The next time the pipeline runs, the override is part of the context tree. The lockfile picks up the change, the affected translations are invalidated, and the new content respects the rule.
If you want a rule that only applies to a part of the codebase, you put it in the L10N.md closest to that area. Marketing copy needs a different tone than dashboard UI, and dashboard UI needs a different tone than error messages. Instead of trying to encode all of that in a single global file, each domain has its own L10N.md that builds on top of the global one. Inheritance is the mental model. You only write the rule once, in the most specific place where it applies.
Implementation: a CI pipeline in Elixir
We implemented all of this as a CI pipeline in Elixir, our language of choice on the server, and it runs on every commit to main. Elixir is what we picked because it is what we are most productive in, but nothing about the design is tied to it. We could have written it in Rust, Go, Python, or anything else. The lockfile is a JSON file, the inputs are plain markdown and .pot files, the LLM call is an HTTP request. Pick the runtime you are most comfortable with.

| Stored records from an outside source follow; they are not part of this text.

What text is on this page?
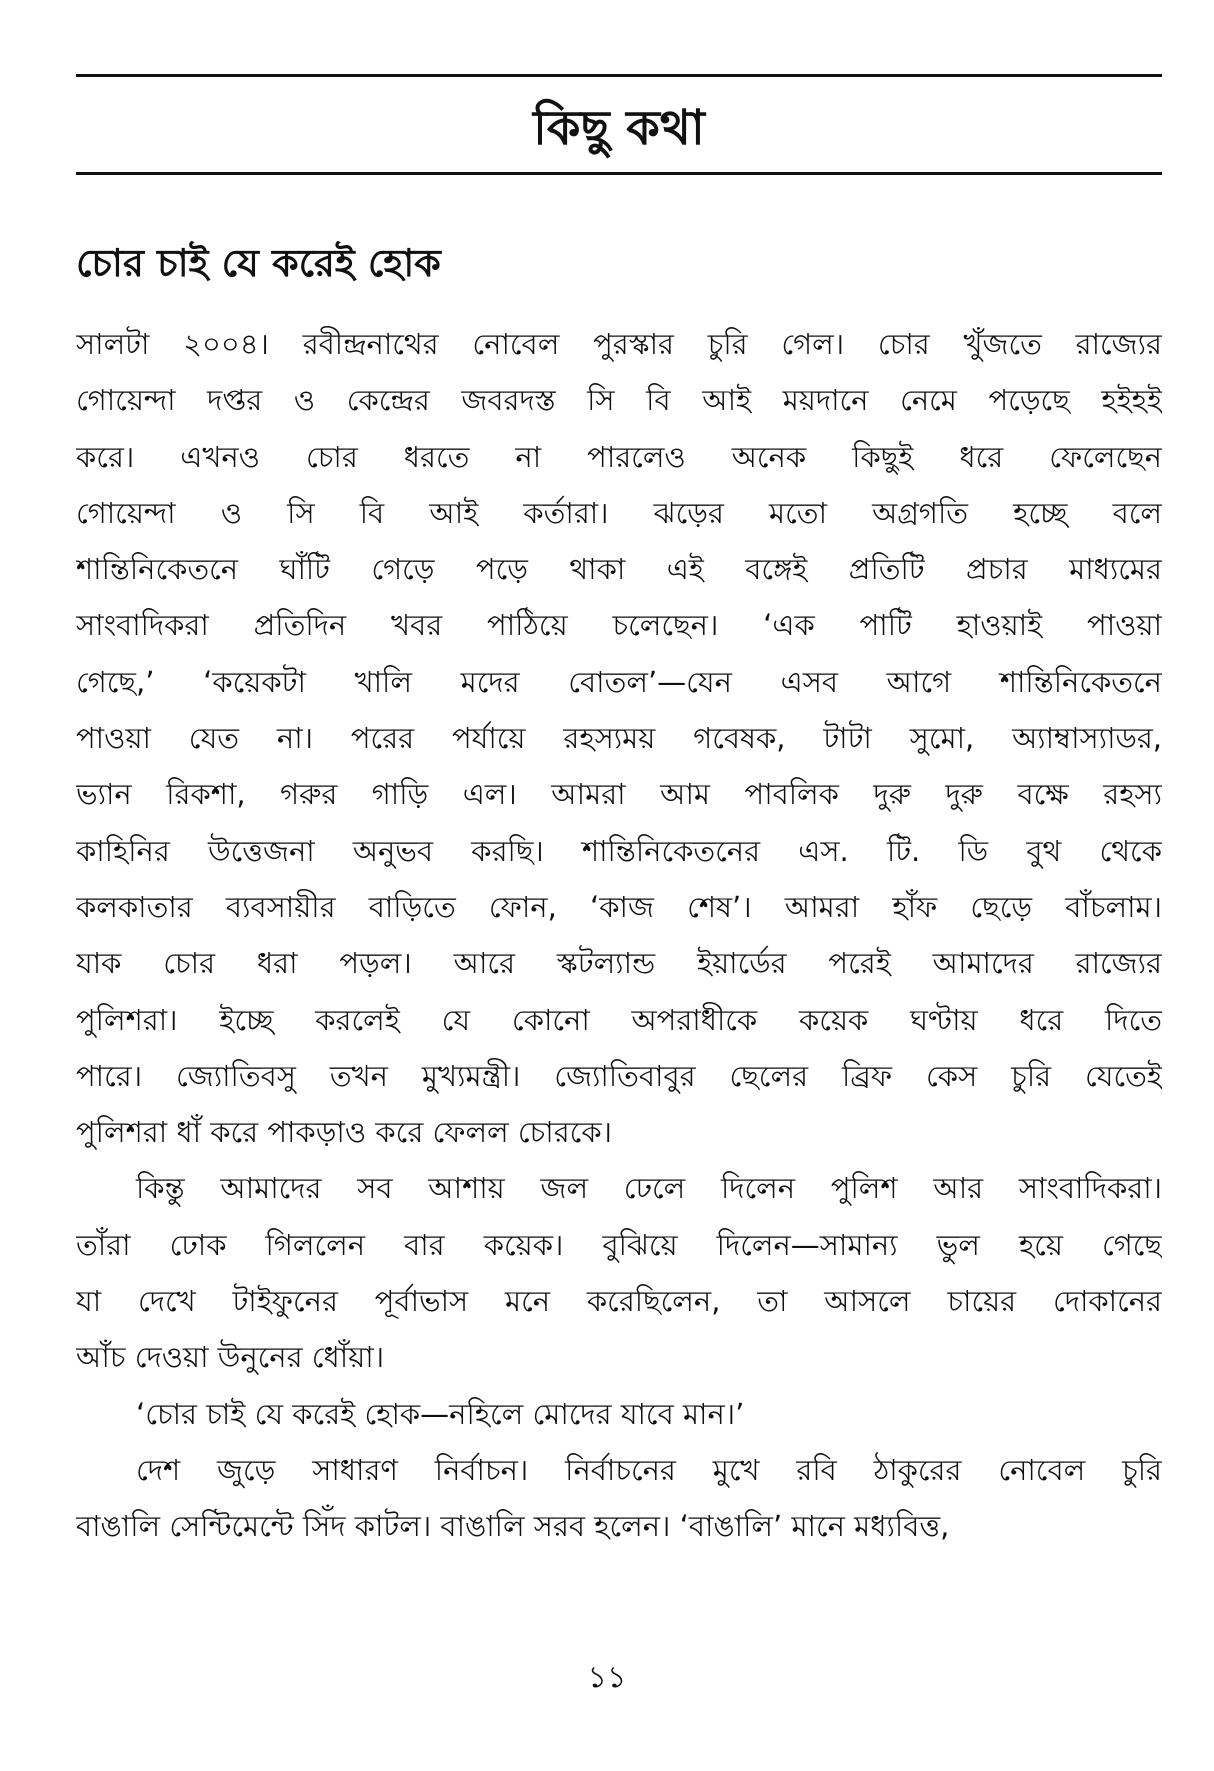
কিছু কথা
চোর চাই যে করেই হোক
সালটা ২০০৪। রবীন্দ্রনাথের নোবেল পুরস্কার চুরি গেল। চোর খুঁজতে রাজ্যের
গোয়েন্দা দপ্তর ও কেন্দ্রের জবরদস্ত সি বি আই ময়দানে নেমে পড়েছে হইহই
করে। এখনও চোর ধরতে না পারলেও অনেক কিছুই ধরে ফেলেছেন
গোয়েন্দা ও সি বি আই কর্তারা। ঝড়ের মতো অগ্রগতি হচ্ছে বলে
শান্তিনিকেতনে ঘাঁটি গেড়ে পড়ে থাকা এই বঙ্গেই প্রতিটি প্রচার মাধ্যমের
সাংবাদিকরা প্রতিদিন খবর পাঠিয়ে চলেছেন। ‘এক পাটি হাওয়াই পাওয়া
গেছে,’ ‘কয়েকটা খালি মদের বোতল’—যেন এসব আগে শান্তিনিকেতনে
পাওয়া যেত না। পরের পর্যায়ে রহস্যময় গবেষক, টাটা সুমো, অ্যাম্বাস্যাডর,
ভ্যান রিকশা, গরুর গাড়ি এল। আমরা আম পাবলিক দুরু দুরু বক্ষে রহস্য
কাহিনির উত্তেজনা অনুভব করছি। শান্তিনিকেতনের এস. টি. ডি বুথ থেকে
কলকাতার ব্যবসায়ীর বাড়িতে ফোন, ‘কাজ শেষ’। আমরা হাঁফ ছেড়ে বাঁচলাম।
যাক চোর ধরা পড়ল। আরে স্কটল্যান্ড ইয়ার্ডের পরেই আমাদের রাজ্যের
পুলিশরা। ইচ্ছে করলেই যে কোনো অপরাধীকে কয়েক ঘণ্টায় ধরে দিতে
পারে। জ্যোতিবসু তখন মুখ্যমন্ত্রী। জ্যোতিবাবুর ছেলের ব্রিফ কেস চুরি যেতেই
পুলিশরা ধাঁ করে পাকড়াও করে ফেলল চোরকে।
কিন্তু আমাদের সব আশায় জল ঢেলে দিলেন পুলিশ আর সাংবাদিকরা।
তাঁরা ঢোক গিললেন বার কয়েক। বুঝিয়ে দিলেন—সামান্য ভুল হয়ে গেছে
যা দেখে টাইফুনের পূর্বাভাস মনে করেছিলেন, তা আসলে চায়ের দোকানের
আঁচ দেওয়া উনুনের ধোঁয়া।
‘চোর চাই যে করেই হোক—নহিলে মোদের যাবে মান।’
দেশ জুড়ে সাধারণ নির্বাচন। নির্বাচনের মুখে রবি ঠাকুরের নোবেল চুরি
বাঙালি সেন্টিমেন্টে সিঁদ কাটল। বাঙালি সরব হলেন। ‘বাঙালি’ মানে মধ্যবিত্ত,
১১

What we do think is essential is running this on a CI compute environment. Once you are inside CI, you have the entire toolchain a step away. You can compile the sources after the translation, run the linter, run the gettext compilation, run a smoke test against the rendered output. That is how you close the loop with the agent. The agent produces a translation, and the same machinery your engineers use locally tells the agent whether the output is valid. A translation that breaks mix compile or gettext validation is not a translation, it is a regression, and CI is the place where that distinction is cheapest to enforce.
Right now, we don't yet have the confidence to let the pipeline merge translations directly into main. We need to first figure out how to close the feedback loop with the agent in a way that gives us the confidence to push directly. Until then, the pipeline opens PRs and a human reviews them.
The mental model we want contributors to internalize is that quality won't be great initially, and that is fine. Contributors are not expected to fix the translated content. They are expected to fix the context in L10N.md so that the next translation run produces better output. The system converges towards quality through context, not through manual edits to the translated artifacts. If you find yourself fixing the same Spanish translation over and over, that is a signal that something is missing in the context tree.
What is next
The next challenge for us is the documentation. Our docs use a lot of proprietary components for examples, callouts, and product walkthroughs. The agent doing the translation does not need to know about those components, and trying to teach it would be expensive and brittle. We are exploring how to segment or serialize the content so the translatable parts are isolated from the proprietary pieces, and the agent only sees what it needs to.
Another challenge we already ran into is lockfile stability with .po files. Gettext stores the source location of every string as a comment, including the line numbers. When you add a single line above a translatable string somewhere in the codebase, the line numbers shift, the .pot file changes, and our hashing logic flags translations as stale even when the actual content is identical. We had to teach the pipeline to ignore the noise and only react to changes that affect the meaning of the content.
We expect models to keep getting better and cheaper, and we expect new models to emerge that are trained specifically for translation tasks. The economics of this kind of system will only improve from here. But the bigger point we want to make is that the industry needs a different kind of localization system altogether. One where the repository is the source of truth, where changes are reviewable like any other diff, where the context lives next to the code, and where quality converges through iteration rather than through external workflows. That is the system we are building. We are far from done, but the direction feels right.